The debate about the definition of marriage raises fundamental issues of mutual respect. Somerville asks, “What is required to respect homosexual people and their committed relationship and to respect people for whom marriage institutionalizes and symbolizes the inherently procreative relationship between a man and a woman?”
The least intrusive of both streams of respect response is to legally recognize same sex partnerships and keep marriage as the union of a man and a woman. “Why is this the best approach?”, she asks. “Because it is ethical. Ethics requires taking the least intrusive alternative that is available and likely to be effective in achieving the goal”.
To deny same sex marriage is to show that we have no respect for homosexuals and their relationships is unacceptable from an ethical perspective and discriminatory from a legal perspective. Not only is recognizing civil unions established under the laws of a province with the same benefits, rights, obligations and protection as those who are married, one man and one woman, ethical and legal, it is also consistent with a fundamental Canadian value of equality.

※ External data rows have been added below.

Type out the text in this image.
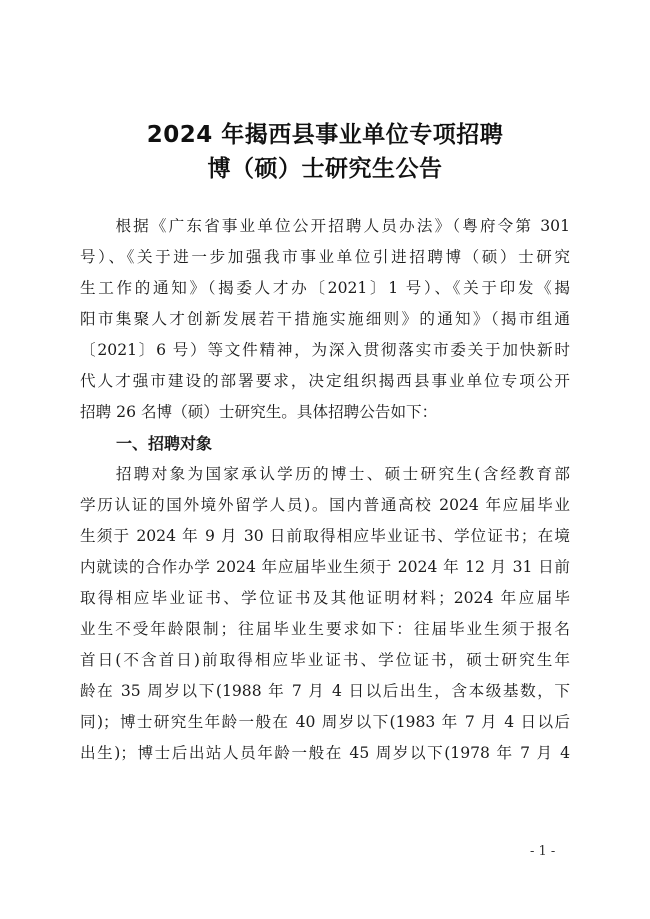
2024 年揭西县事业单位专项招聘
博（硕）士研究生公告
　　根据《广东省事业单位公开招聘人员办法》（粤府令第 301
号）、《关于进一步加强我市事业单位引进招聘博（硕）士研究
生工作的通知》（揭委人才办〔2021〕1 号）、《关于印发《揭
阳市集聚人才创新发展若干措施实施细则》的通知》（揭市组通
〔2021〕6 号）等文件精神，为深入贯彻落实市委关于加快新时
代人才强市建设的部署要求，决定组织揭西县事业单位专项公开
招聘 26 名博（硕）士研究生。具体招聘公告如下：
一、招聘对象
　　招聘对象为国家承认学历的博士、硕士研究生(含经教育部
学历认证的国外境外留学人员)。国内普通高校 2024 年应届毕业
生须于 2024 年 9 月 30 日前取得相应毕业证书、学位证书；在境
内就读的合作办学 2024 年应届毕业生须于 2024 年 12 月 31 日前
取得相应毕业证书、学位证书及其他证明材料；2024 年应届毕
业生不受年龄限制；往届毕业生要求如下：往届毕业生须于报名
首日(不含首日)前取得相应毕业证书、学位证书，硕士研究生年
龄在 35 周岁以下(1988 年 7 月 4 日以后出生，含本级基数，下
同)；博士研究生年龄一般在 40 周岁以下(1983 年 7 月 4 日以后
出生)；博士后出站人员年龄一般在 45 周岁以下(1978 年 7 月 4
- 1 -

That is a matter of great interest to our current Minister of Justice. In the proposed legislation we are dealing with committed adult relationships. These relationships are different. Men and women are different. Despite those differences, men and women are equal before and under the law. Yet no one would dispute that they are different.
I would argue that same sex couples as civil unions and marriage as the union of a man and a woman while different are equal before and under the law provided the same benefits, rights, obligations and protections are accorded to both. Thus, they are different and equal.
In recognizing same sex unions and according them the same rights, privileges, protections and obligations as heterosexual couples, the equality argument falls away. It is perfectly consistent with the provisions of Canada's Constitution because it shows respect and tolerance and is therefore clearly non-discriminatory. The recognition clearly accepts that while different, same sex couples are and should be treated the same as heterosexual couples.